The changes would allow Marc Gueron's to build 25 townhomes and a bed and breakfast a tract of land measuring about 10 acres.
Hasted was not alone in her dislike for the proposal. She was joined by about 40 of her Cannondale neighbors, some of whom spoke as well.
Most Cannondale residents spoke of environmental, noise and esthetic concerns if the regulation changes are approved.
"Walk the property before the leaves come out," said David Kahal , owner of a historic property in Cannondale. "There is no buffer zone that exists between historical buildings and the development."
Other residents said they were not opposed to development of this area but that these regulations would allow for too much development.
"Marc Gueron, our applicant, has a pretty tough situation, said Amy Quigley of Cannondale.
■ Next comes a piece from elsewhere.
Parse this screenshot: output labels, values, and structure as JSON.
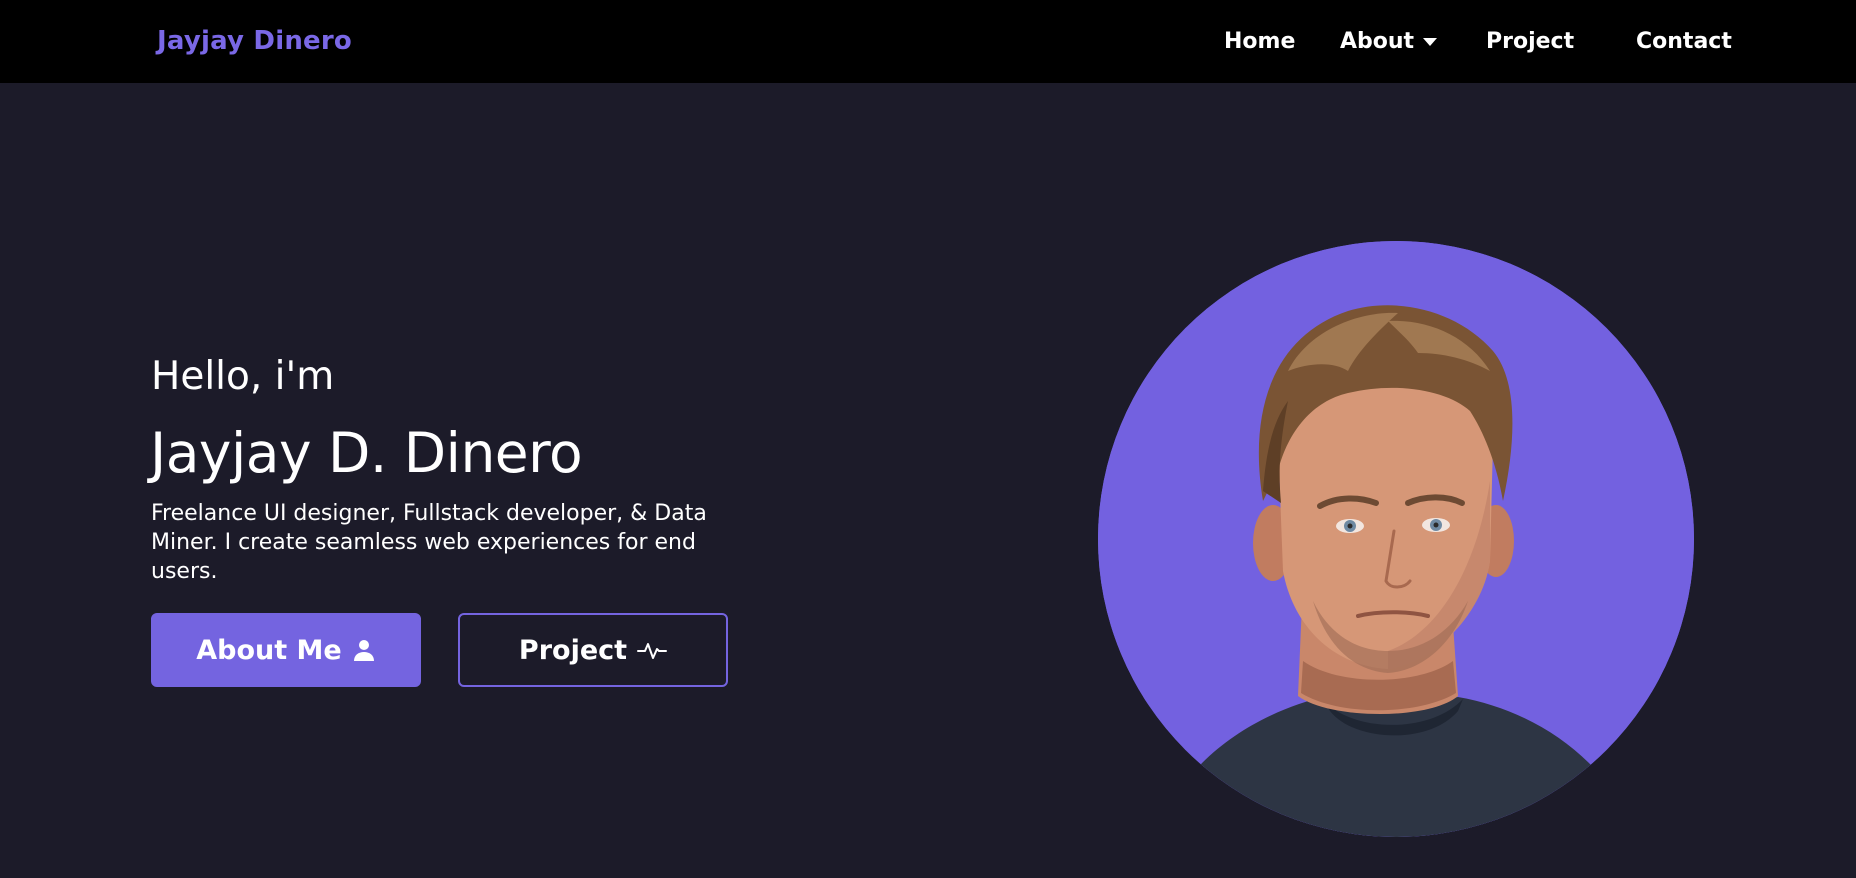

He needs to do something with his property ... [but] the problem is that his plan, as far as I am considered, is too big and covers too much open space -- it is just overwhelming."
Gueron explained that he is required to spend up to five figures every year to maintain Cannondales historic buildings.
"For the last 20 years we have been subsidizing these properties with substantial amounts of our family money," said Gueron. "This is a liability. I have been carrying this liability on my back for 20 years. A liability without an asset doesn't work."
Gueron said a change to the overlay regulation would enable him to develop his property and give him the money to restore the historic buildings, making them viable.
"The asset for liability is the property in the back," Gueron said, referring to land he would develop. "This will allow for investment in historical society. I am sure the neighbors want that. They don't want a slum next door, a ghost town."
Another public hearing on this issue will be held April 25.